Did doctors agree with the philosophical parallels? We found 75.7% said preservation was either similarly or less ethically problematic than other experimental access schemes, with only 18.3% thinking it was worse.

Lastly, when it came to their personal comfort with patients choosing preservation, 49.1% of doctors stated they were somewhat or very comfortable with it, while 30% said they were somewhat or very uncomfortable. Not exactly a ringing endorsement, but also not the wall of opposition that critics sometimes assume exists.

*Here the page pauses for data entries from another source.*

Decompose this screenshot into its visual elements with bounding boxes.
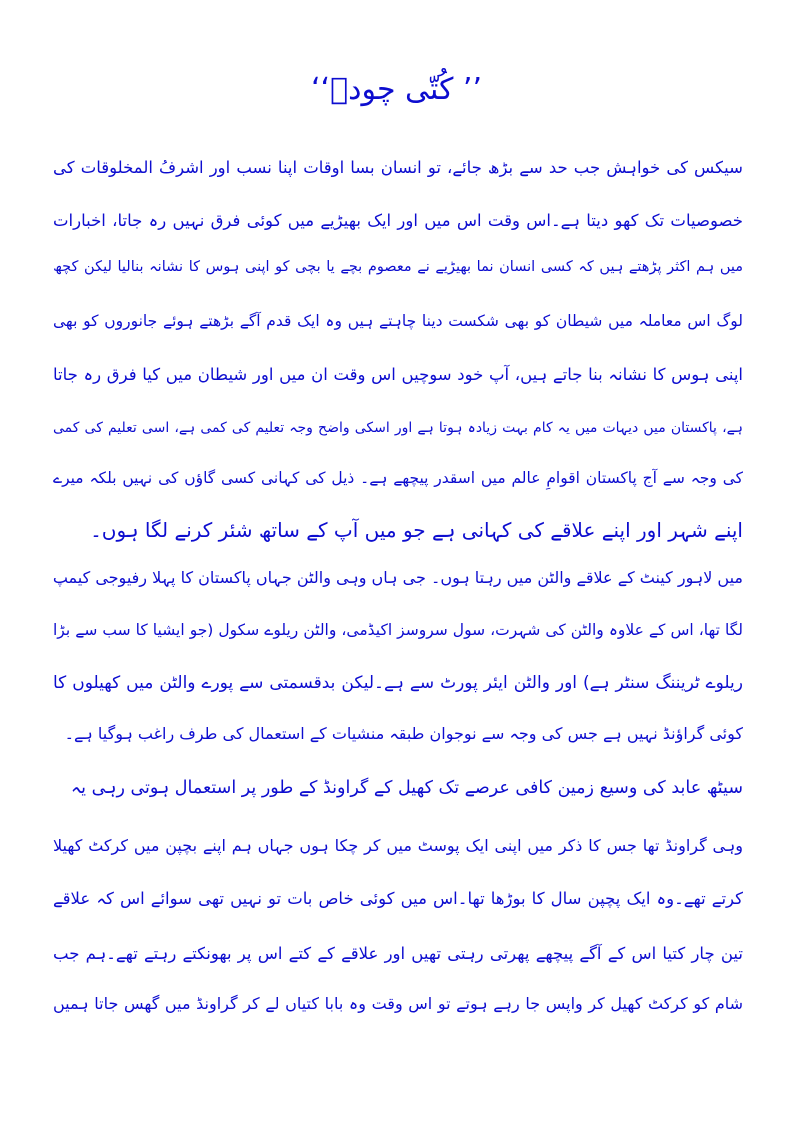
text-line: ریلوے ٹریننگ سنٹر ہے) اور والٹن ایئر پورٹ سے ہے۔لیکن بدقسمتی سے پورے والٹن میں کھیلوں کا [53, 673, 743, 693]
text-line: میں ہم اکثر پڑھتے ہیں کہ کسی انسان نما بھیڑیے نے معصوم بچے یا بچی کو اپنی ہوس کا نشانہ بنالیا لیکن کچھ [53, 259, 743, 275]
text-line: شام کو کرکٹ کھیل کر واپس جا رہے ہوتے تو اس وقت وہ بابا کتیاں لے کر گراونڈ میں گھس جاتا ہمیں [53, 994, 743, 1013]
document-title: ’’ کُتّی چودؑ‘‘ [311, 72, 482, 107]
text-line: سیٹھ عابد کی وسیع زمین کافی عرصے تک کھیل کے گراونڈ کے طور پر استعمال ہوتی رہی یہ [70, 778, 743, 798]
text-line: میں لاہور کینٹ کے علاقے والٹن میں رہتا ہوں۔ جی ہاں وہی والٹن جہاں پاکستان کا پہلا رفیوجی کیمپ [53, 568, 743, 587]
text-line: کی وجہ سے آج پاکستان اقوامِ عالم میں اسقدر پیچھے ہے۔ ذیل کی کہانی کسی گاؤں کی نہیں بلکہ میرے [53, 469, 743, 487]
text-line: کرتے تھے۔وہ ایک پچپن سال کا بوڑھا تھا۔اس میں کوئی خاص بات تو نہیں تھی سوائے اس کہ علاقے [53, 889, 743, 908]
text-line: خصوصیات تک کھو دیتا ہے۔اس وقت اس میں اور ایک بھیڑیے میں کوئی فرق نہیں رہ جاتا، اخبارات [53, 211, 743, 230]
text-line: سیکس کی خواہش جب حد سے بڑھ جائے، تو انسان بسا اوقات اپنا نسب اور اشرفُ المخلوقات کی [53, 158, 743, 177]
text-line: لوگ اس معاملہ میں شیطان کو بھی شکست دینا چاہتے ہیں وہ ایک قدم آگے بڑھتے ہوئے جانوروں کو بھی [53, 312, 743, 330]
text-line: اپنی ہوس کا نشانہ بنا جاتے ہیں، آپ خود سوچیں اس وقت ان میں اور شیطان میں کیا فرق رہ جاتا [53, 365, 743, 384]
text-line: کوئی گراؤنڈ نہیں ہے جس کی وجہ سے نوجوان طبقہ منشیات کے استعمال کی طرف راغب ہوگیا ہے۔ [64, 724, 743, 743]
text-line: لگا تھا، اس کے علاوہ والٹن کی شہرت، سول سروسز اکیڈمی، والٹن ریلوے سکول (جو ایشیا کا سب سے بڑا [53, 621, 743, 639]
text-line: تین چار کتیا اس کے آگے پیچھے پھرتی رہتی تھیں اور علاقے کے کتے اس پر بھونکتے رہتے تھے۔ہم جب [53, 944, 743, 963]
text-line: اپنے شہر اور اپنے علاقے کی کہانی ہے جو میں آپ کے ساتھ شئر کرنے لگا ہوں۔ [90, 518, 743, 542]
text-line: وہی گراونڈ تھا جس کا ذکر میں اپنی ایک پوسٹ میں کر چکا ہوں جہاں ہم اپنے بچپن میں کرکٹ کھیلا [53, 836, 743, 855]
text-line: ہے، پاکستان میں دیہات میں یہ کام بہت زیادہ ہوتا ہے اور اسکی واضح وجہ تعلیم کی کمی ہے، اسی تعلیم کی کمی [53, 420, 743, 436]
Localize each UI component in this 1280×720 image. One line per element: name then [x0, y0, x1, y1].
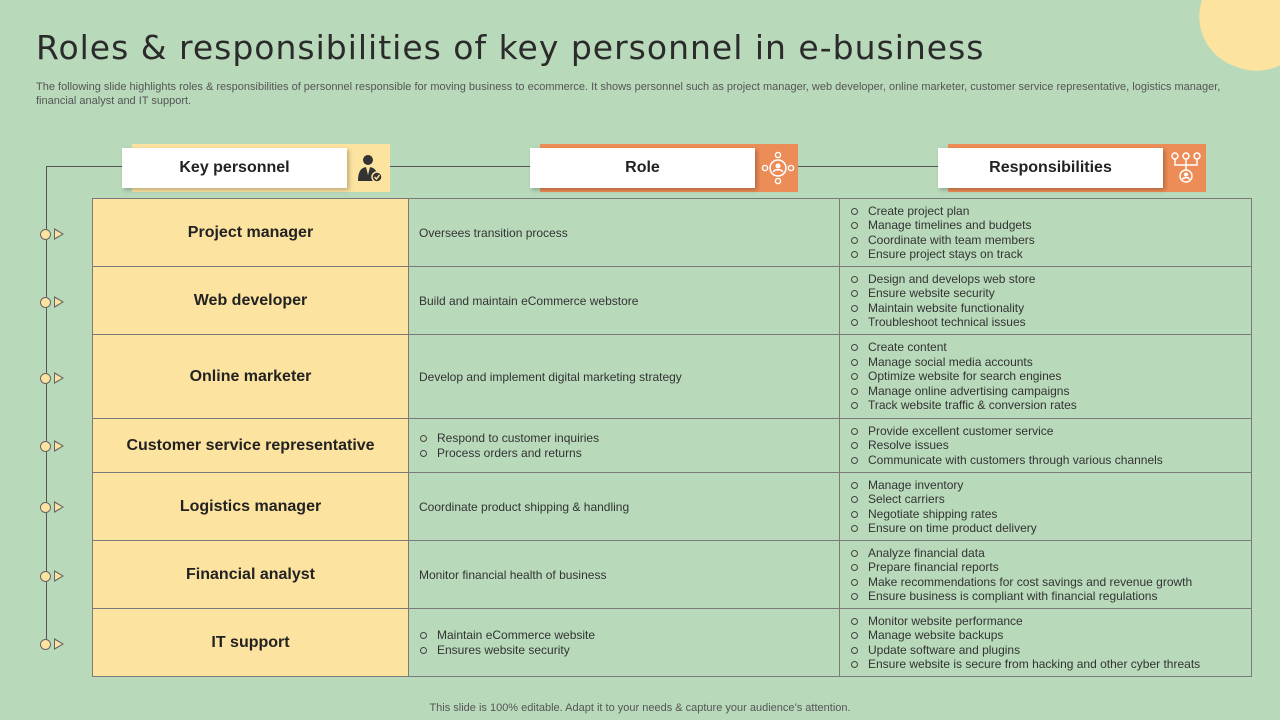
responsibility-item: Ensure project stays on track [850, 247, 1251, 262]
responsibility-item: Ensure website security [850, 286, 1251, 301]
hierarchy-icon [1164, 144, 1208, 192]
row-marker [40, 228, 66, 240]
personnel-cell: Customer service representative [93, 419, 409, 473]
responsibility-item: Resolve issues [850, 438, 1251, 453]
responsibilities-cell [840, 473, 1252, 541]
responsibilities-list [850, 272, 1251, 330]
role-item: Ensures website security [419, 643, 839, 658]
responsibilities-list [850, 614, 1251, 672]
responsibility-item: Manage social media accounts [850, 355, 1251, 370]
responsibilities-cell [840, 267, 1252, 335]
role-cell [409, 267, 840, 335]
role-text: Monitor financial health of business [419, 567, 607, 582]
role-text: Coordinate product shipping & handling [419, 499, 630, 514]
responsibilities-list [850, 546, 1251, 604]
role-network-icon [756, 144, 800, 192]
header-responsibilities-label: Responsibilities [938, 148, 1163, 188]
responsibility-item: Prepare financial reports [850, 560, 1251, 575]
responsibilities-cell [840, 541, 1252, 609]
role-cell [409, 335, 840, 419]
role-cell [409, 473, 840, 541]
table-row [93, 419, 1252, 473]
personnel-cell: Logistics manager [93, 473, 409, 541]
responsibility-item: Ensure business is compliant with financial regulations [850, 589, 1251, 604]
responsibility-item: Ensure on time product delivery [850, 521, 1251, 536]
table-row [93, 473, 1252, 541]
personnel-cell: Web developer [93, 267, 409, 335]
personnel-cell: Online marketer [93, 335, 409, 419]
responsibility-item: Communicate with customers through various channels [850, 453, 1251, 468]
responsibilities-cell [840, 419, 1252, 473]
responsibility-item: Provide excellent customer service [850, 424, 1251, 439]
table-row [93, 335, 1252, 419]
row-marker [40, 570, 66, 582]
personnel-cell: IT support [93, 609, 409, 677]
responsibility-item: Create content [850, 340, 1251, 355]
header-role [530, 144, 800, 192]
responsibility-item: Optimize website for search engines [850, 369, 1251, 384]
table-row [93, 199, 1252, 267]
responsibility-item: Negotiate shipping rates [850, 507, 1251, 522]
roles-table [92, 198, 1252, 677]
responsibility-item: Design and develops web store [850, 272, 1251, 287]
decorative-blob [1185, 0, 1280, 85]
header-key-personnel [122, 144, 392, 192]
header-key-personnel-label: Key personnel [122, 148, 347, 188]
role-list [419, 628, 839, 657]
responsibility-item: Manage website backups [850, 628, 1251, 643]
row-marker [40, 440, 66, 452]
responsibility-item: Troubleshoot technical issues [850, 315, 1251, 330]
table-row [93, 609, 1252, 677]
responsibility-item: Select carriers [850, 492, 1251, 507]
person-badge-icon [348, 144, 392, 192]
personnel-cell: Project manager [93, 199, 409, 267]
row-marker [40, 296, 66, 308]
responsibilities-cell [840, 335, 1252, 419]
table-row [93, 267, 1252, 335]
role-text: Develop and implement digital marketing strategy [419, 369, 682, 384]
role-list [419, 431, 839, 460]
role-text: Oversees transition process [419, 225, 568, 240]
role-cell [409, 419, 840, 473]
responsibilities-list [850, 478, 1251, 536]
role-cell [409, 609, 840, 677]
row-marker [40, 372, 66, 384]
responsibilities-list [850, 204, 1251, 262]
footer-note: This slide is 100% editable. Adapt it to your needs & capture your audience’s attention. [429, 702, 851, 714]
responsibility-item: Monitor website performance [850, 614, 1251, 629]
header-responsibilities [938, 144, 1208, 192]
responsibility-item: Maintain website functionality [850, 301, 1251, 316]
page-subtitle: The following slide highlights roles & responsibilities of personnel responsible for moving business to ecommerce. It shows personnel such as project manager, web developer, online marketer, customer service representative, logistics manager, financial analyst and IT support. [36, 81, 1221, 107]
role-cell [409, 541, 840, 609]
responsibility-item: Update software and plugins [850, 643, 1251, 658]
row-marker [40, 501, 66, 513]
responsibilities-list [850, 424, 1251, 468]
role-item: Process orders and returns [419, 446, 839, 461]
responsibilities-list [850, 340, 1251, 413]
responsibility-item: Create project plan [850, 204, 1251, 219]
header-role-label: Role [530, 148, 755, 188]
page-title: Roles & responsibilities of key personnel in e-business [36, 28, 985, 67]
responsibility-item: Make recommendations for cost savings and revenue growth [850, 575, 1251, 590]
table-row [93, 541, 1252, 609]
responsibility-item: Track website traffic & conversion rates [850, 398, 1251, 413]
responsibilities-cell [840, 199, 1252, 267]
responsibilities-cell [840, 609, 1252, 677]
responsibility-item: Manage online advertising campaigns [850, 384, 1251, 399]
role-cell [409, 199, 840, 267]
role-item: Respond to customer inquiries [419, 431, 839, 446]
responsibility-item: Manage timelines and budgets [850, 218, 1251, 233]
responsibility-item: Analyze financial data [850, 546, 1251, 561]
role-text: Build and maintain eCommerce webstore [419, 293, 639, 308]
responsibility-item: Ensure website is secure from hacking and other cyber threats [850, 657, 1251, 672]
responsibility-item: Coordinate with team members [850, 233, 1251, 248]
personnel-cell: Financial analyst [93, 541, 409, 609]
responsibility-item: Manage inventory [850, 478, 1251, 493]
row-marker [40, 638, 66, 650]
role-item: Maintain eCommerce website [419, 628, 839, 643]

So what should we make of this?

First, the headline finding: the typical American doctor assigns a 25% probability to preservation eventually enabling revival, under ideal conditions.

That’s admittedly lower than the 40% the neuroscientists assigned to preservation retaining memories, but that makes sense - the scientists weren’t being directly asked about revival, just about memory retention and the possibility of using preserved brains to possibly create emulations (i.e. uploading).

Still, 25% is not a negligible number. Doctors routinely perform interventions with comparable or worse odds. About 22% of patients receiving CPR for out-of-hospital cardiac arrest survive to hospital admission; emergency resuscitative thoracotomy has a survival-to-discharge rate of around 8%; and salvage therapy for refractory leukemia has a one-year survival rate of under 26%.

Obviously we should be cautious here - comparing theoretical estimates to empirical survival rates is a bit apples-to-oranges. But the point stands: doctors regularly make use of treatments that have a 25% or lower chance of success, or support patients to access unproven experimental drugs with even lower odds. If preservation genuinely has these odds, it would not be unusual for doctors to support patients who wish to choose it.

And indeed, the results imply that in principle, most doctors would. The majority think preservation is compatible with compassionate care. The majority would accept pre-mortem anticoagulation to improve outcomes. A plurality would accept beginning preservation before cardiac arrest in MAiD cases. Whatever opposition exists to preservation, it isn’t coming from some unified wall of medical scepticism.

For patients considering preservation, this should be somewhat reassuring - your doctor is more likely to be sympathetic than hostile. For policymakers and legislators, these findings suggest that doctors would benefit from clearer frameworks that would let them support patients who request it. And for preservation advocates and organisations, this is evidence that the medical mainstream is potentially more open to engagement than you might have previously thought.

I’m obviously not a dispassionate scientist here. I want brain preservation for life extension to work. I want mainstream science and medicine to embrace the possibility that it might work. These results were not wholly dismissive of preservation, and as such, were the kind of results I was hoping for.

That’s worth being explicit about, because motivated reasoning is real. When scientists want a particular outcome - because they’re being paid to see or not see something, because the cause they believe in relies on certain results, because they need a positive result to publish so they can keep their job - they’re more likely to find it.

To combat this, we’ve tried to follow good open-science practices: the survey questions and raw participant response data are here for anyone to scrutinise. If you think we’ve made an error, or phrased our questions in leading ways, or cherry-picked our results, you have everything you need to check.

But what I’d genuinely welcome is replication. Maybe there’s something unusual about the Sermo platform that attracts unrepresentatively optimistic doctors, or maybe optimistic doctors are more likely to respond to surveys. Maybe American physicians differ dramatically from those elsewhere. Maybe our question wording was biased. If you’re sceptical, don’t just critique - run the study again and show me I’m wrong.

My prediction is that these results will hold up. And my guess is that if we repeat this survey in five or ten years, the numbers will be higher. As the neuroscience of memory solidifies, as preservation techniques improve, and as the medical community becomes more familiar with the idea, I expect the case for preserving the dying for a shot at revival will only grow stronger.